If half the people in the world suddenly vanished, sure, you could get a bigger house with a pool… in the short term. This is an observable fact; after the Black Death and other massive plagues burned out there was a brief uptick in living standards. It never held up, though. Eventually the added wealth derived from greater supply would dry up because wealth is generated by human effort. If half the houses in the world are empty, well, what’s going to happen is they’ll fall apart, and they won’t constitute wealth anymore, and you’ll only have half as many construction workers to build new houses.
Where you get the idea that “The system is based on most people being poor” is kind of baffling. It is rather instantly obvious that in the world’s richest, most successful countries, most people are not poor, and indeed most people would be considered insanely well off by the standards of the past. Countries where most people ARE poor are generally awful. So, clearly, the strategy of keeping most people poor doesn’t work.
[QUOTE=BobBitchin’]
I get that we can’t print more money, as that would devalue the currency, but it was said up thread if everyone had the money to pay their bills/mortgage the prices would rise and no one would be better off.
[/QUOTE]
Because if you just give them the money to do so by fiat you haven’t created any new wealth.
No, there are literally trillions of dollars of resources available to one degree or another. There are mountains of iron out there, for instance. How much good does that do you if you need some steel for a car or nails for your roof, however? In the solar system there are probably quadrillions of dollars in resources ‘available’…but they don’t do you or I much good until and unless someone figures out a way to go there and get them, then use them to make or do stuff that adds value to the economy. Having fewer people actually would take away value from the system as a whole, because it’s people taking rocks or trees and making them into stuff we can use that adds value. I’m struggling here to think of a good analogy that will make this easier to grasp.

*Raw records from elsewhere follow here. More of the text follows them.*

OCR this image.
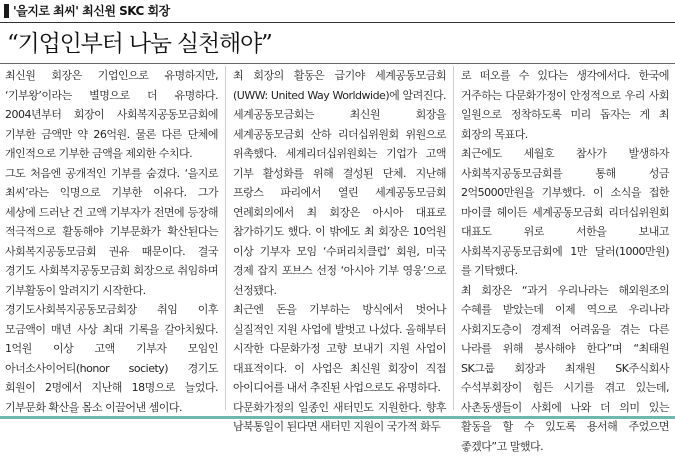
'을지로 최씨' 최신원 SKC 회장
“기업인부터 나눔 실천해야”

최신원 회장은 기업인으로 유명하지만, ‘기부왕’이라는 별명으로 더 유명하다. 2004년부터 회장이 사회복지공동모금회에 기부한 금액만 약 26억원. 물론 다른 단체에 개인적으로 기부한 금액을 제외한 수치다.

그도 처음엔 공개적인 기부를 숨겼다. ‘을지로 최씨’라는 익명으로 기부한 이유다. 그가 세상에 드러난 건 고액 기부자가 전면에 등장해 적극적으로 활동해야 기부문화가 확산된다는 사회복지공동모금회 권유 때문이다. 결국 경기도 사회복지공동모금회 회장으로 취임하며 기부활동이 알려지기 시작한다.

경기도사회복지공동모금회장 취임 이후 모금액이 매년 사상 최대 기록을 갈아치웠다. 1억원 이상 고액 기부자 모임인 아너소사이어티(honor society) 경기도 회원이 2명에서 지난해 18명으로 늘었다. 기부문화 확산을 몸소 이끌어낸 셈이다.

최 회장의 활동은 급기야 세계공동모금회(UWW: United Way Worldwide)에 알려진다. 세계공동모금회는 최신원 회장을 세계공동모금회 산하 리더십위원회 위원으로 위촉했다. 세계리더십위원회는 기업가 고액 기부 활성화를 위해 결성된 단체. 지난해 프랑스 파리에서 열린 세계공동모금회 연례회의에서 최 회장은 아시아 대표로 참가하기도 했다. 이 밖에도 최 회장은 10억원 이상 기부자 모임 ‘수퍼리치클럽’ 회원, 미국 경제 잡지 포브스 선정 ‘아시아 기부 영웅’으로 선정됐다.

최근엔 돈을 기부하는 방식에서 벗어나 실질적인 지원 사업에 발벗고 나섰다. 올해부터 시작한 다문화가정 고향 보내기 지원 사업이 대표적이다. 이 사업은 최신원 회장이 직접 아이디어를 내서 추진된 사업으로도 유명하다.

다문화가정의 일종인 새터민도 지원한다. 향후 남북통일이 된다면 새터민 지원이 국가적 화두

로 떠오를 수 있다는 생각에서다. 한국에 거주하는 다문화가정이 안정적으로 우리 사회 일원으로 정착하도록 미리 돕자는 게 최 회장의 목표다.

최근에도 세월호 참사가 발생하자 사회복지공동모금회를 통해 성금 2억5000만원을 기부했다. 이 소식을 접한 마이클 헤이든 세계공동모금회 리더십위원회 대표도 위로 서한을 보내고 사회복지공동모금회에 1만 달러(1000만원)를 기탁했다.

최 회장은 “과거 우리나라는 해외원조의 수혜를 받았는데 이제 역으로 우리나라 사회지도층이 경제적 어려움을 겪는 다른 나라를 위해 봉사해야 한다”며 “최태원 SK그룹 회장과 최재원 SK주식회사 수석부회장이 힘든 시기를 겪고 있는데, 사촌동생들이 사회에 나와 더 의미 있는 활동을 할 수 있도록 용서해 주었으면 좋겠다”고 말했다.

How about this? If I take a pound of ground meat and some spices and a bun and cheese, and know what I’m doing I can translate those raw materials into something a person is willing to trade, say, a half an hour of their work for in exchange in a medium that we together corresponds to a half an hour of work (say, $5). If I take those same resources and just dump them on a grill and burn the shit out of them, then I haven’t made anything anyone would trade a half an hour (or even a minute) of their time for in exchange. If I just say that tree leaves are equal to a half an hour of work but there is no work or anything else behind it or anything of value, why would I create a burger to exchange with you for something that is wholly manufactured and has nothing behind it? The government can and does create money…but that money represents something ($X represents Y amount of labor). People exchange their work for a certain amount of dollars and then can use those dollars to exchange for the work and production of others. That way I don’t have to trade you a cow for a ton of grain, or a pair of goats for an iPod. If, however, the government just creates a ton of money without anything behind it, so to speak, then it means that each dollar represents less and less work or production. I mean, if I work for, say, $10/hour in an economy of $18 trillion (the current US GDP), what’s my $10 an hour going to be worth if the US decides to create $100 trillion out of thin air without anything behind it? How about the $360 trillion from the OP?
Maybe one of the economist 'dopers can explain it better. Sorry, I am but a quasi-humble network engineer, and me no know economics goodly.